Unsupervised Learning

Unsupervised Learning is used to 'understand data'.

In contrast to Supervised Learning where the data is some inputs and their outputs, the data in Unsupervised Learning is just a set of inputs and no outputs, i.e., data is of the form \(\{x^1,x^2,x^3,...,x^n\}\), where \(x^i\in\mathbb{R}^d\).


They build models that compress, explain and group data.

Dimensionality Reduction

Basic Setup

Data: \(\{x^1,x^2,x^3...,x^n\}\), where \(x^i\in\mathbb{R}^d\)


The goal of the encoder is to take in a \(d\)-dimensional vector and compress it to give a \(d'\)-dimensional vector.

Mathematically, Encoder \(f:\mathbb{R}^d\to\mathbb{R}^{d'}\)


Typically \(d'<d\)


The goal of the decoder is to take in a \(d'\)-dimensional vector and decompress it to give a \(d\)-dimensional vector.

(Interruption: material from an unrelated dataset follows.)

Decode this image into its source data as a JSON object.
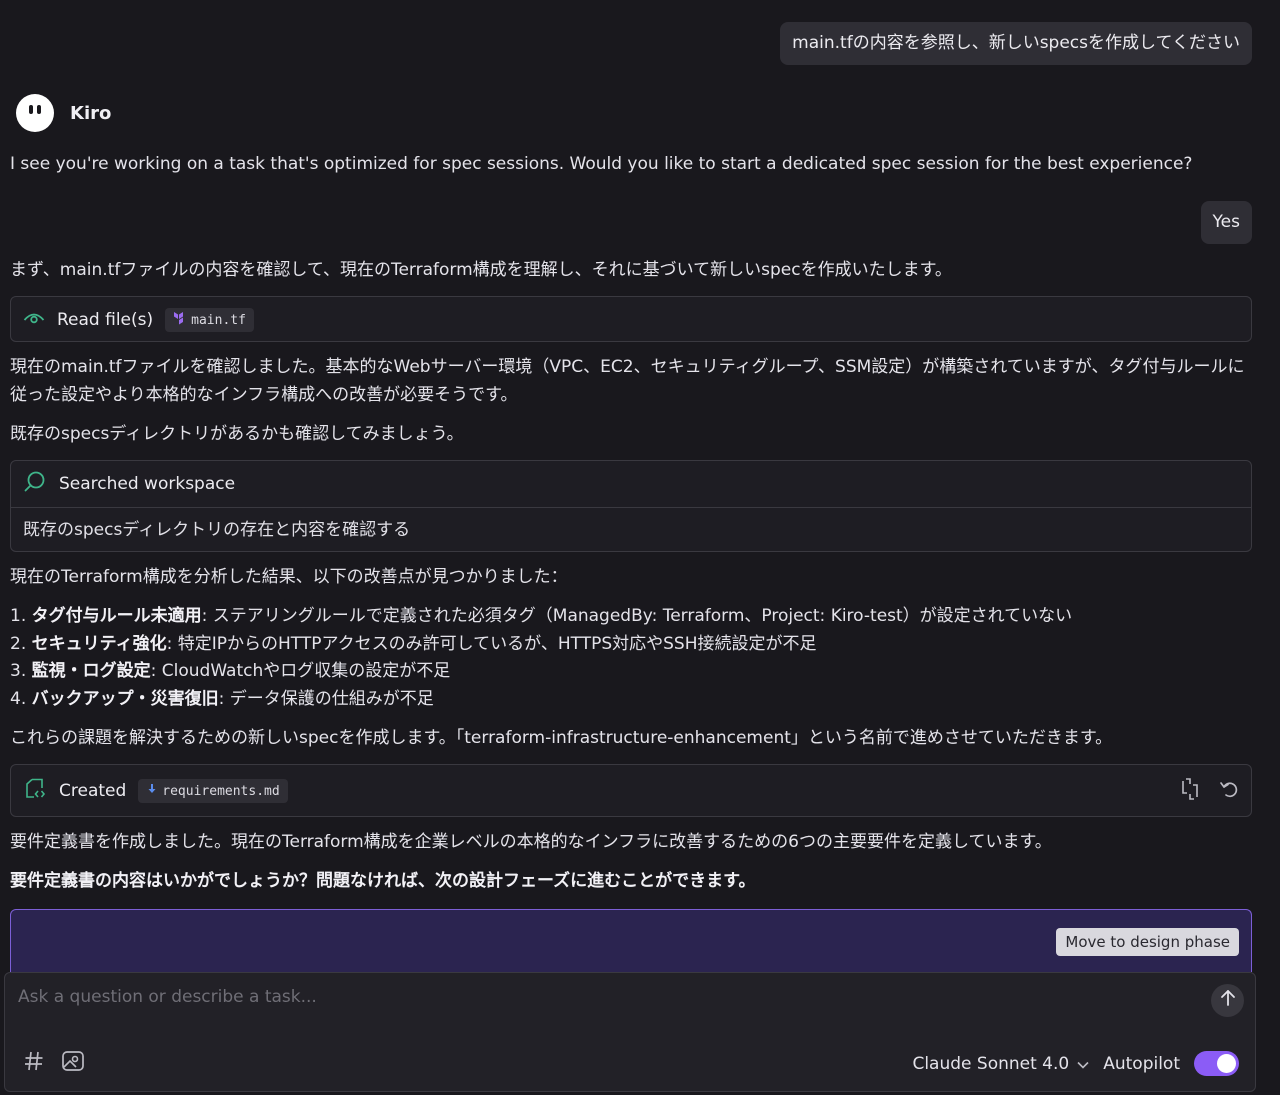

Mathematically, Decoder \(g:\mathbb{R}^{d'}\to\mathbb{R}^{d}\)


Typically \(d'<d\)


Goal of the dimensionality reduction is \(g(f(x^i))\approx x^i\)


Loss of the dimensionality reduction is

\[ \text{Loss} = \cfrac{1}{n}\sum_{i=1}^{n}||g(f(x^i)) - x^i||^2 \]

Uses of Dimensionality Reduction

Dimensionality Reduction finds its main uses in compression and reduction.


The Dimensionality Reduction comes up with two models, i.e. the Encoder and the Decoder.

Density Estimation

It gives out a probabilistic model, i.e., the output is a model that stores different configurations of reality.

Basic Setup

Data: \(\{x^1,x^2,x^3,\dots,x^n\}\), where \(x^i\in\mathbb{R}^d\)

Probabilistic Model

It gives out a probabilistic model \(P:\mathbb{R}^d\to\mathbb{R}_+\).


All outputs sums up to \(1\), i.e., \(\sum_{i=1}^nP(x^i) = 1\)


The goal of probability estimation is to to give a probabilistic model \(P\) such that \(P(x)\) is large if \(x\in\text{Data}\), and low otherwise.


Loss for the probabilistic model \(P\) is negative log likelihood, i.e.,

\[ \text{Loss} = \cfrac{1}{n} \sum_{i=1}^n-log(P(x^i)) \]